According to appellate records, there was a 7.9 percent grade in the road as it rose to the height of the tracks, followed by a downward slope immediately after the crossing. The sole teen who survived the collision said the group traveled on the road to use the changes in elevation to make their car go airborne.

The teens’ parents claimed the term `obstruction’ should include when motorists cannot safely travel the road at the posted speed limit. In this case, the speed limit was 55 mph and an expert said any car traveling over the tracks above 40 mph would go airborne.

“Although one of the parents’ experts testified that the crossing was not as level as possible and that an improper slope ‘could be a design issue or it could be a maintenance issue,’ he did not explain why the allegedly improper slope of the road in this case should be considered a maintenance issue,” Judge Hensal wrote. “Furthermore, although he also testified that the tracks were not even with the road, causing the crossing to be ‘rough,’ he did not explain how the unevenness of the tracks contributed to the teen driver’s loss of control.”

In addition, the parents did not submit any evidence that the teens’ car made contact with gouges in the road from other cars that had gone over the tracks and bottomed out on the far side, she added.

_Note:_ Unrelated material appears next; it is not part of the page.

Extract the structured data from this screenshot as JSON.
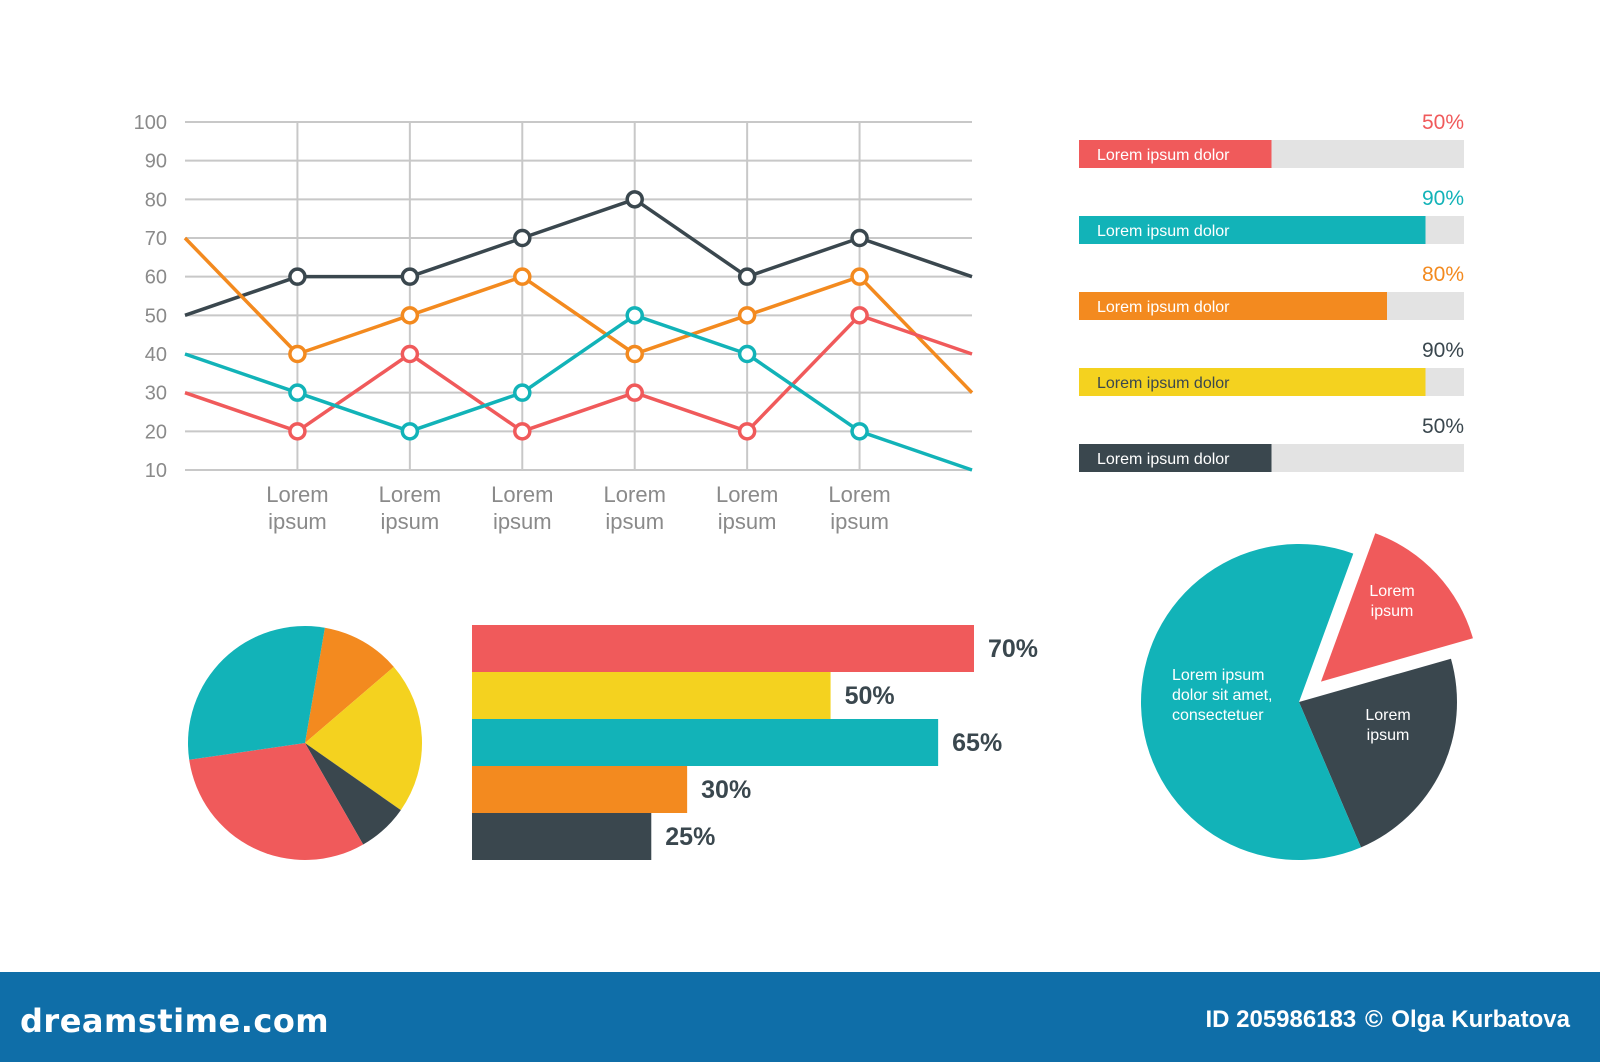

The plaintiffs also argued the road was not “in repair” because it was lacking mandatory traffic control devices, including an X, the letters “RR,” no passing zone markings and certain transverse lines.

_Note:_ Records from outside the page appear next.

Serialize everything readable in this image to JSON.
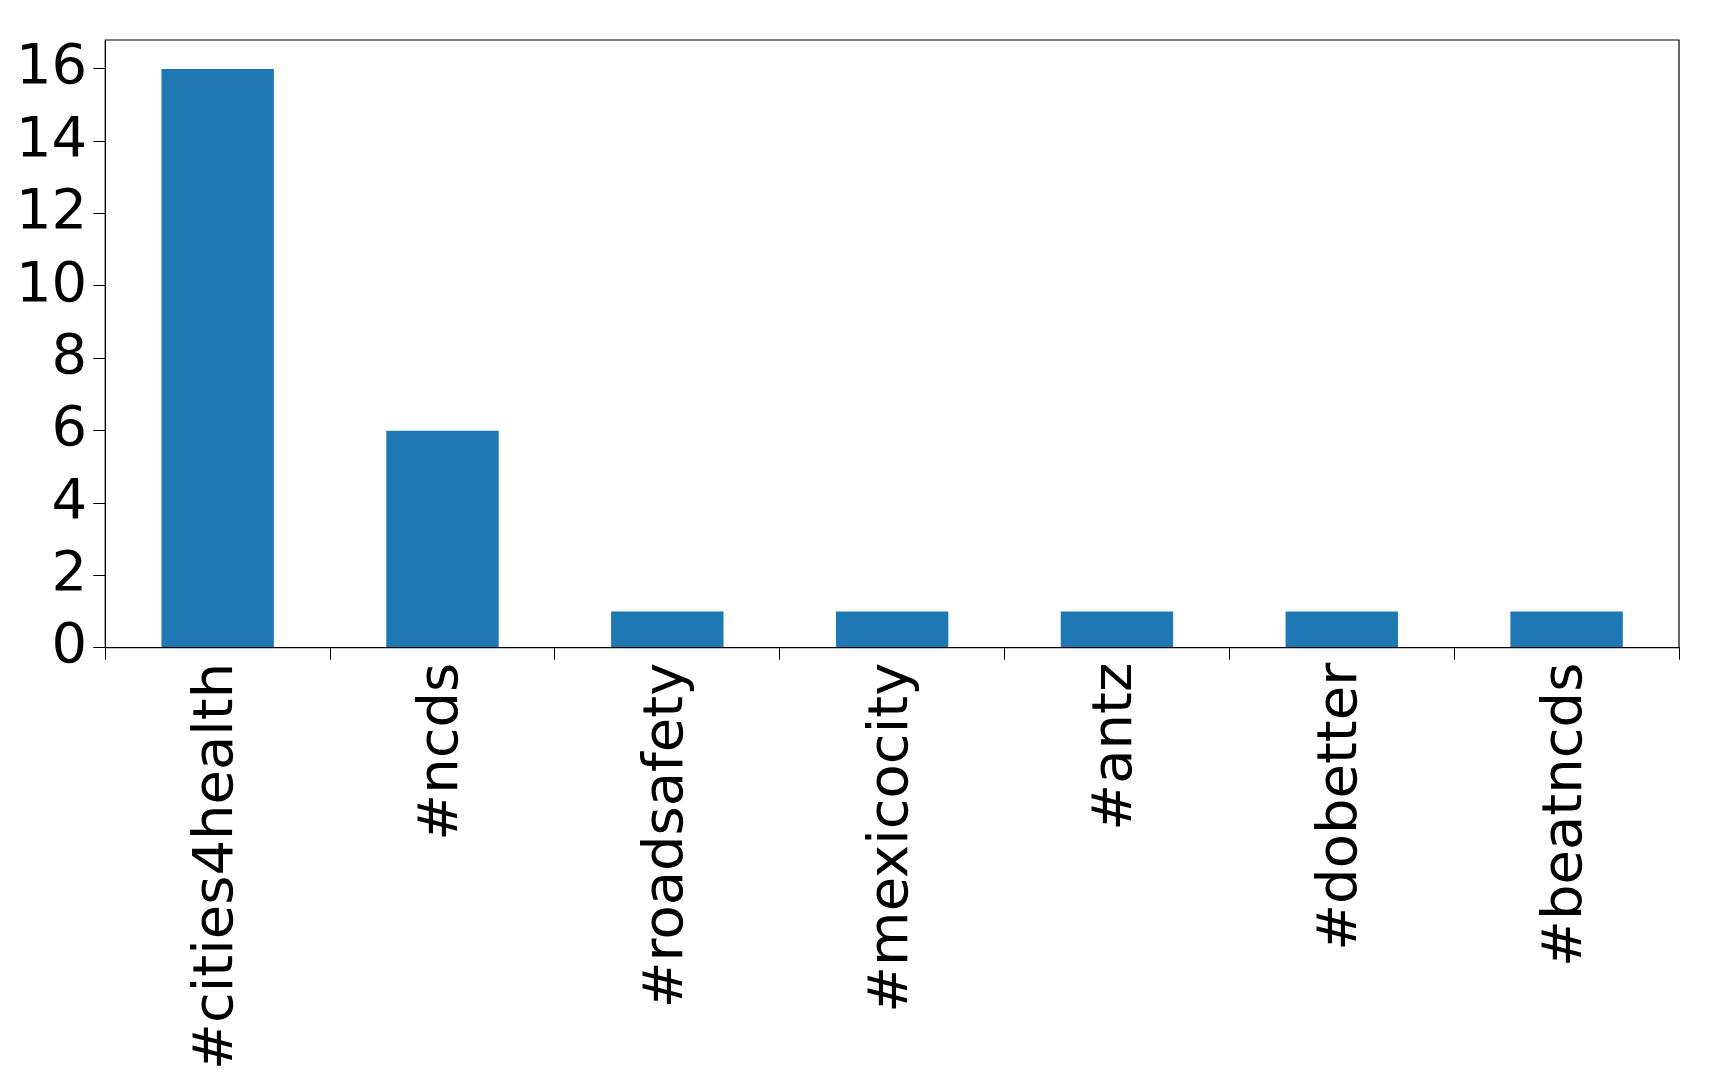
{
  "chart_data": {
    "type": "bar",
    "categories": [
      "#cities4health",
      "#ncds",
      "#roadsafety",
      "#mexicocity",
      "#antz",
      "#dobetter",
      "#beatncds"
    ],
    "values": [
      16,
      6,
      1,
      1,
      1,
      1,
      1
    ],
    "color": "#1f77b4",
    "ylim": [
      0,
      16.8
    ],
    "yticks": [
      0,
      2,
      4,
      6,
      8,
      10,
      12,
      14,
      16
    ],
    "grid": false,
    "legend": false
  }
}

The appellate court found nothing to suggest the collision would have been avoided if traffic control devices existed.

“The teens … were fully aware of the crossing and, according to the one who survived the collision, took the road for the specific purpose of going over the tracks,” Judge Hensal stated. “She also indicated that the driver of the car did not lose control until his second crossing of the tracks.”

Appellate judge Julie Schafer concurred.

Ninth District Judge Donna Carr dissented, noting the townships do not dispute the road was missing mandatory traffic control devices near the railroad tracks.

“… There was expert testimony that the railroad tracks could not be safely crossed at the posted speed limit,” Judge Carr wrote in her dissenting opinion. “Furthermore, there was additional evidence that neighbors complained about the railroad tracks and there was at least one prior serious accident at that location. This evidence coupled with the physical grooves in the road where cars had landed after going airborne supports the conclusion that the road was either in disrepair or obstructed. Yet, despite the evidence which tended to show that the townships’ trustees knew about the problem with the railroad tracks, the townships declined to take the necessary steps to resolve the issue.”

The case is cited Bartchak v. Columbia Twp., 2018-Ohio-2991.